Imaging diagnosis
Case 139
【Progress】He underwent surgical cholecystectomy ten days later. Pathological examination revealed xanthogranulomatous cholecystitis.
【Discussion】
Xanthogranuloma is found in the whole body such as juvenile xanthogranuloma in the skin, xanthogranulomatous hypophysitis, xanthogranulomatous pyelonephritis and xanthogranulomatous cholecystitis (XGC). It is believed that xanthogranuloma results from response disorder of macrophages in the inflammatory absorbing process, leading the aggressive granulomatous reaction (1). Pathological examination reveals granuloma with infiltration of inflammatory cells and lipid-laden foamy macrophages (1, 2). It is believed that the precursor, the preceding inflammation or injury exists before formation of xanthogranuloma (2). Namely, it is considered that xanthogranulomatous hypophysititis comes from Rathke’s cleft cyst, xanthogranulomatous pyelonephritis comes from staghorn calc or pyelonephritis and XGC comes from gall bladder adenomyomatosis.
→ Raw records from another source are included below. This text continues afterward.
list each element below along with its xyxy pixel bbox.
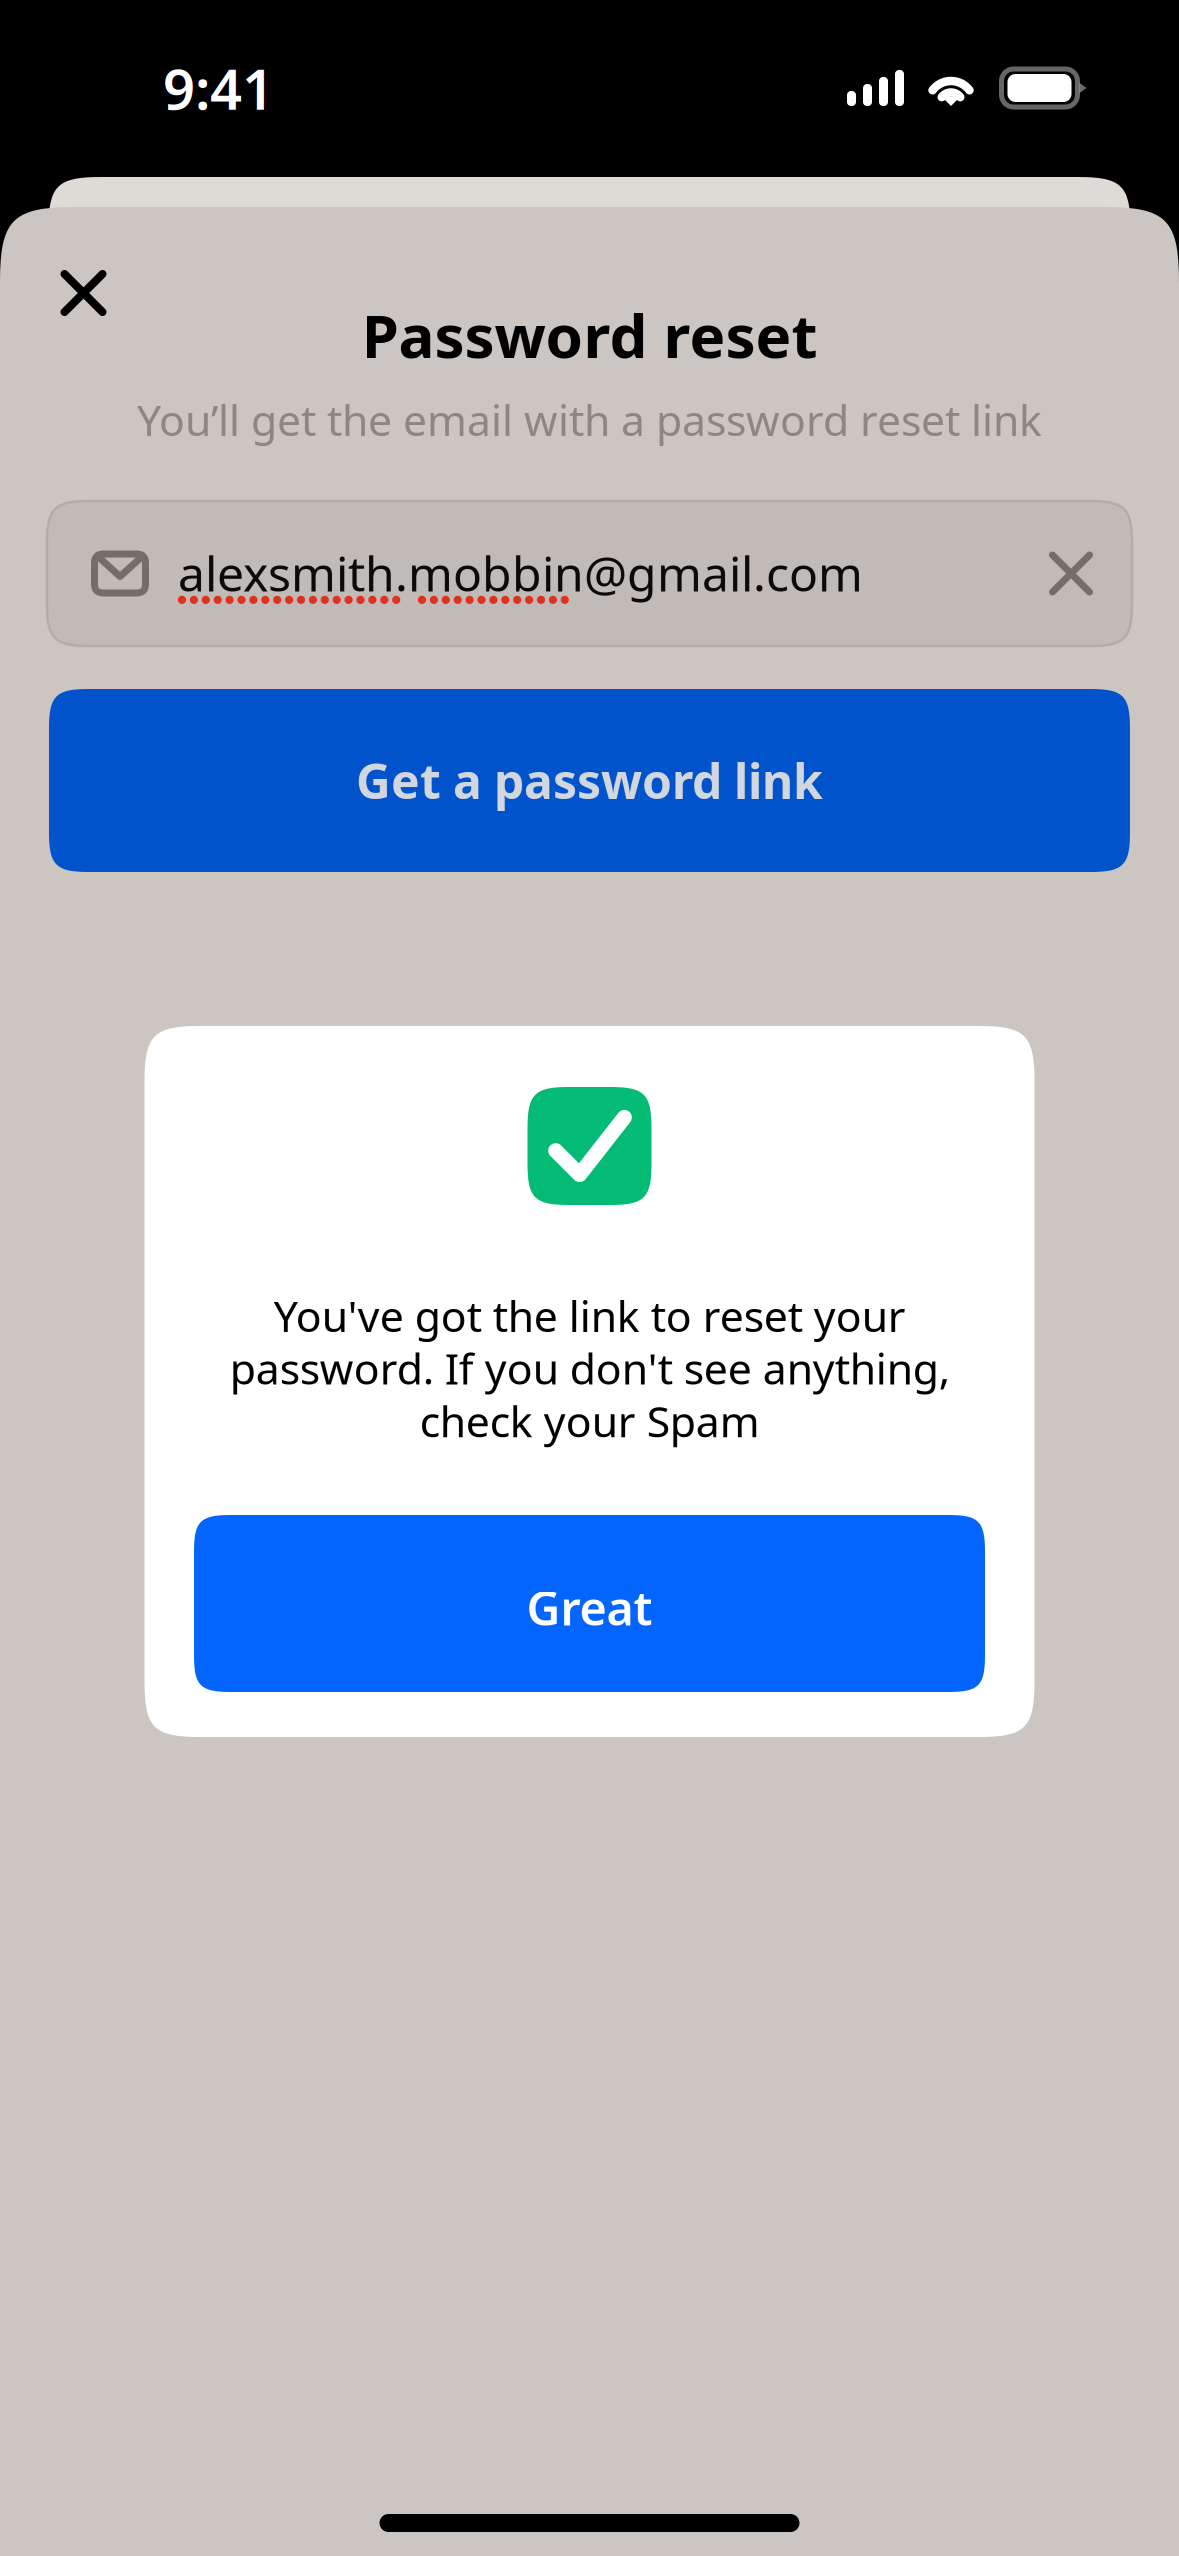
- staticText: Get a password link: [356, 749, 823, 812]
- staticText: Great: [526, 1576, 652, 1638]
- staticText: check your Spam: [420, 1392, 760, 1449]
- button[interactable]: Clear email: [1022, 524, 1120, 622]
- staticText: 9:41: [163, 51, 274, 125]
- button[interactable]: Close: [36, 245, 132, 341]
- staticText: Password reset: [362, 295, 818, 375]
- staticText: You've got the link to reset your: [274, 1287, 906, 1344]
- button[interactable]: Get a password link: [49, 689, 1130, 872]
- staticText: alexsmith.mobbin@gmail.com: [178, 541, 863, 605]
- button[interactable]: Great: [194, 1515, 985, 1692]
- staticText: password. If you don't see anything,: [230, 1340, 950, 1396]
- staticText: You’ll get the email with a password res…: [137, 391, 1042, 448]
Adenomyomatosis called Rokitansky-Aschoff sinuses is formed of intramural diverticulum lined by mucosal epithelium (3). XGC comes from intramural rupture of adenomyomatosis probably by intraluminal pressure from incarcerated gallstone or biliary tract stone. Inflammatory cells and histiocytes (tissue macrophages) infiltrate to the rupture sites from vessels and engulfed the intramural bile incompletely, inducing to form aggressive and extensive granulation tissue. In our case, he experienced subacute cholecystolithiasis and cholecystitis, preceding XGC.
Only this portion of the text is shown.